To make a speech (Toad loved to make speeches, planned one when he returned.)
To help you with your homework (Badger seemed to be the best educated and most likely to solve problems.)
To sympathize with your problems (Both Mole and Rat could be sympathetic.)
To help you plan a trip (Rat loved to plan trips and adventures; Badger was very organized with his planning; Toad enjoyed going on trips.)
To take you out on a boating trip (Rat loved the water and would gladly take anyone out on his boat.)
To teach you to be an actor or actress (Badger encouraged acting, but Frog was the best at acting--he acted like he was sorry when he wasn't and he convinced people that he was an old washerwoman.)
To manage the equipment for your team (Rat was always so organized about getting whatever equipment was needed for a situation.)
To write and sing a song (Rat loved to make up and sing songs, as did Toad.)
To pack a picnic (Rat packed the best picnics and could always manage to make a meal out of very little.)
To let guests stay at his house (All of the characters were very generous about sharing their homes. Because of the location of his house, Badger probably had the most unplanned guests.)

Compare and Contrast
Have the students choose two animal characters, one from Wind in the Willows, and one from another story. Have them use a Venn diagram to compare and contrast the two. Remind students to think about both appearance and behavior. Students could also compare and two of the characters from the story.
After they have completed the diagram, challenge the students to write two paragraphs; one telling how the characters are alike; one telling how they are different. (Several of William Steig's books have similar characters: Dr. DeSoto, Sylvester and the Magic Pebble; as do Arnold
Lobel's Frog and Toad are Friends, and James Marshall's George and Martha.)

Character Acrostic
Have the students print the name of a character (Rat, Mole, Badger, Toad) in capital letters in a column. Then have them write a short sentence or phrase describing the character,
starting with a word that begins with that letter in the name. Examples follow.
Ready for adventure
A good friend to Mole
The best oarsman in the group

Made friends with Rat
Oars interested him
Loved to travel on the river
Easily excited

Built his house in the Wild Wood
Always ready to help
Dressed in a suit
Gave good advice
Entertained lots of guests
Read books

Talked a lot
Off on many adventures
Always loved to drive
Dressed like a washerwoman

Invent a New Character
Tell the students to think about adding a character to the story.

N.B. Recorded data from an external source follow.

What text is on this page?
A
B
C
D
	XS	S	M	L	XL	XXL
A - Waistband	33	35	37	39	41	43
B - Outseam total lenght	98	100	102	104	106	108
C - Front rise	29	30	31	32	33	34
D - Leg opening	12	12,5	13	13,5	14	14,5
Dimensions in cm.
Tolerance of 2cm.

Remind them that Otter is mentioned as are rabbits and weasels, however there are only four main characters. Ask the students to suggest another character to add to the story. Explain that they should write a brief description of the character, that incorporates physical appearance and personality traits, and then tell what kind of adventure might be associated with this character. Point out to the students that all four main characters are male. Ask them to think about how the story might change if a female were added. Have them suppose what might happen if Toad were married, or if Rat had an adventuresome sister. Invite the students to stretch their imaginations with this task.